ALTERNATIVELY, FOR FREE
The Rhinegold Live series is a relatively new initiative, bringing high quality artists to the Conway Hall for free in their rush-hour recitals. This week – Nicholas McCarthy – who is a one-handed concert pianist, championing left-hand piano music. There will be a Q&A afterwards.
Florian Boesch Roger Vignoles
One of the greatest international tenors takes to the stage of the Wigmore Hall. Catch the tail end of his Wigmore Hall Residency as he performs Ernst Krenek’s Reisebuch aus den österreichischen Alpen song cycle. The composer grew up in a time of political unrest and the music reflects the “existential uncertainties of the late 1920s.”

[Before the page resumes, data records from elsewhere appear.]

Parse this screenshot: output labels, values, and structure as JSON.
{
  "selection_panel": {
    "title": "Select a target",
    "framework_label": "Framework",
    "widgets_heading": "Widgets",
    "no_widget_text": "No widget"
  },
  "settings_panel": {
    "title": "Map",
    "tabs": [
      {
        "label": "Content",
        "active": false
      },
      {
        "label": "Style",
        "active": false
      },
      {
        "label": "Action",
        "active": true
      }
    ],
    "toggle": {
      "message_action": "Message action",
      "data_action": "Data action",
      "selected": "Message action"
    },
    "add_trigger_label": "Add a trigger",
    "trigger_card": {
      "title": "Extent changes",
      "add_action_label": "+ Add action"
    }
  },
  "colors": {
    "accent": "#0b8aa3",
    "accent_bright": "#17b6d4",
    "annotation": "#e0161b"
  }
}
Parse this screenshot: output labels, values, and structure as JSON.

Looking for something more intimate?
TRA NGUYEN – SCHUBERT Complete Piano Sonatas Recital 2
The 1901 Arts Club is a little known venue, not, as the name would suggest, a private members club. The Victorian house give an intimate and personal surrounding to your evening. This is the 1st installment of 5, of Schubert’s complete Piano Sonatas. These are rarely seen or heard, but are truly beautiful.

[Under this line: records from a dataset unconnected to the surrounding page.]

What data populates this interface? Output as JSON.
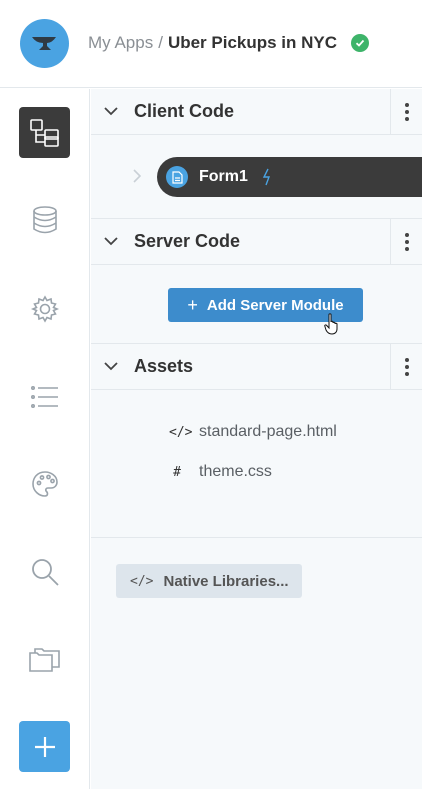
{
  "header": {
    "breadcrumb_parent": "My Apps",
    "breadcrumb_separator": "/",
    "app_name": "Uber Pickups in NYC",
    "status_color": "#3eb46a"
  },
  "rail": {
    "items": [
      {
        "icon": "app-tree-icon",
        "active": true
      },
      {
        "icon": "database-icon",
        "active": false
      },
      {
        "icon": "gear-icon",
        "active": false
      },
      {
        "icon": "list-icon",
        "active": false
      },
      {
        "icon": "palette-icon",
        "active": false
      },
      {
        "icon": "search-icon",
        "active": false
      },
      {
        "icon": "folders-icon",
        "active": false
      }
    ],
    "add_icon": "plus-icon"
  },
  "sections": {
    "client": {
      "title": "Client Code",
      "forms": [
        {
          "label": "Form1",
          "startup": true
        }
      ]
    },
    "server": {
      "title": "Server Code",
      "add_button_label": "Add Server Module"
    },
    "assets": {
      "title": "Assets",
      "files": [
        {
          "icon": "</>",
          "label": "standard-page.html"
        },
        {
          "icon": "#",
          "label": "theme.css"
        }
      ]
    }
  },
  "native_libraries": {
    "icon": "</>",
    "label": "Native Libraries..."
  },
  "colors": {
    "accent": "#4aa3e2",
    "button": "#3d8ccc",
    "dark": "#3b3b3b",
    "panel_bg": "#f6f9fb"
  }
}
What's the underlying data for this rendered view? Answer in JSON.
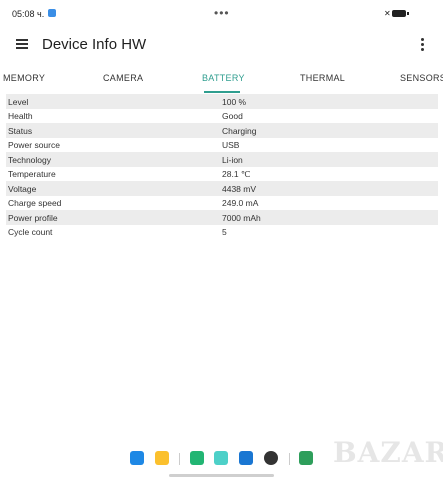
{
  "status_bar": {
    "time": "05:08 ч."
  },
  "app": {
    "title": "Device Info HW"
  },
  "tabs": [
    {
      "label": "MEMORY"
    },
    {
      "label": "CAMERA"
    },
    {
      "label": "BATTERY"
    },
    {
      "label": "THERMAL"
    },
    {
      "label": "SENSORS"
    }
  ],
  "active_tab": "BATTERY",
  "battery": {
    "rows": [
      {
        "key": "Level",
        "value": "100 %"
      },
      {
        "key": "Health",
        "value": "Good"
      },
      {
        "key": "Status",
        "value": "Charging"
      },
      {
        "key": "Power source",
        "value": "USB"
      },
      {
        "key": "Technology",
        "value": "Li-ion"
      },
      {
        "key": "Temperature",
        "value": "28.1 ℃"
      },
      {
        "key": "Voltage",
        "value": "4438 mV"
      },
      {
        "key": "Charge speed",
        "value": "249.0 mA"
      },
      {
        "key": "Power profile",
        "value": "7000 mAh"
      },
      {
        "key": "Cycle count",
        "value": "5"
      }
    ]
  },
  "watermark": "BAZAR",
  "colors": {
    "accent": "#2f9e8f",
    "row_alt": "#ececec"
  }
}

New London Chamber Choir: Animals!
Animals! Is (unsurprisingly) a programme of a capella works that explore creatures through music, displaying some of the composers wackier sides. This is the first concert of the New London Chamber Choir with conductor Matther Hamilton. You’re in for an interesting evening.
#OperaCo are part of the new wave of small opera companies in London, bringng this archaic tradition into the 21st century. With a performance of Verdi’s rarely-performed Giovanna d’Arco, this company plans and sources all its singers using social media.
English Pocket Opera
If you want to catch some rising stars or support young people in the arts this is the show for you. English Pocket Opera In collaboration with Central St Martins School of Art are staging Verdi’s Macbeth. 8 student designers create the costume and set, ensuring that tis production is anything but tired. An idea introduction into the world of opera for young and old.
Anúna A Capella
This weekend is London’s A Capella Festival – which finds a home in Kings Place. There are a whole host of events to see but Anúna’s is one not to miss. This is the group who were part of the music for the original Riverdance, their Celtic sound is perfectly suited to their programme of Medieval and Renaissance influenced music.
Mozart Requiem by Candlelight
If you’d prefer something more familiar then head on over to St Martin in the Fields. They have a classic programme you can take comfort, in taking you through all your favorites – including Mozart’s Requiem. Let the beauty wash over you, and don’t worry, in the candlelit church – your tears will be hidden.
London Symphony Orchestra / David Afkham
with Nicholas Angelich
To round off the week why not try this programme of Viennese music. With the London Symphony Orchestra you know what you are getting, and you will be in the safe hands of Beethoven and Brahms. Yet the evening is sure to be infused with a new energy through the baton of the young German conductor, David Afkham.